Barroso afirmou que a Constituição estabelece que as CPIs devem ser instaladas sempre que três requisitos forem preenchidos:
- assinatura de um terço dos integrantes da Casa;
- indicação de fato determinado a ser apurado;
- e definição de prazo certo para duração.
Segundo o ministro, não cabe omissão ou análise de conveniência política por parte da Presidência da Casa Legislativa sobre quando a comissão deve ser criada.
“É certo que a definição da agenda e das prioridades da Casa Legislativa cabe ao presidente da sua mesa diretora. No entanto, tal prerrogativa não pode ferir o direito constitucional do terço dos parlamentares à efetivação criação da comissão de inquérito”, escreveu.
Especialistas comentam decisão
Especialista em Direito Constitucional, Acacio Miranda da Silva Filho, diz que os presidentes da Câmara e do Senado têm obrigação de instalar CPIs quando cumpridos os requisitos. Já em relação aos processos de impeachment, “não há nenhuma obrigação quanto ao presidente do Senado e Câmara analisar”.
“Em relação à CPI, ela é exclusivamente legislativa. Ela tem os requisitos mais bem delineados na Constituição. Como regra, já é um entendimento consolidado, o presidente da Casa é obrigado a instaurá-la. Ele não tem discricionariedade, conveniência ou oportunidade. E foi o que o Supremo fez, segundo a própria jurisprudência da Corte”, avalia.
Savio Chalita, professor de Direito Constitucional, aponta que CPI e impeachment são coisas distintas.
“Existem na administração pública situações em que há discricionariedade e situações onde há ato vinculado. O discricionário é aquele ato em que há uma margem de decisão dentro da lei. A denúncia do impeachment é discricionária. Agora, quando a lei estabelece critérios objetivos, claros, se for cumprido, não há margem de discricionariedade, é obrigatório”, explica.
Segundo o especialista, se a CPI cumpre os requisitos e não é instalada, “vai-se buscar o Judiciário, com a possibilidade de um poder interferir saudavelmente no outro”.
“No sistema de freios e contrapesos, o poder é uno. Os poderes podem ter uma ingerência um no outro, um poder controla o outro mas de modo saudável, conforme a Constituição.”

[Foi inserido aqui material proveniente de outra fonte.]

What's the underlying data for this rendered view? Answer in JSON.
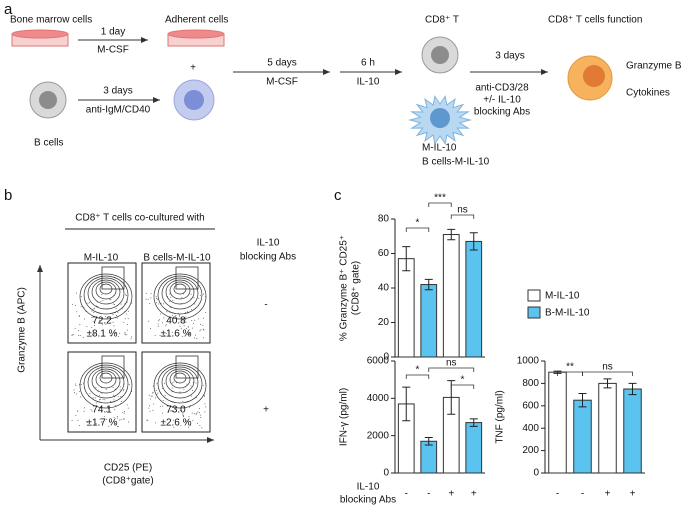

“Tem que tomar cuidado com falas de caráter político e despidas de qualquer fundamento. Qualquer cidadão pode oferecer uma denúncia por crime de responsabilidade contra ministro do STF, é bastante semelhante ao caso do presidente. No caso do ministro, temos a mesma lei, que é a lei do impeachment. Se o presidente identificar que houve o cometimento de algum dos crimes, ele pode oferecer uma denúncia, ela é apresentada direto no Senado”, completa.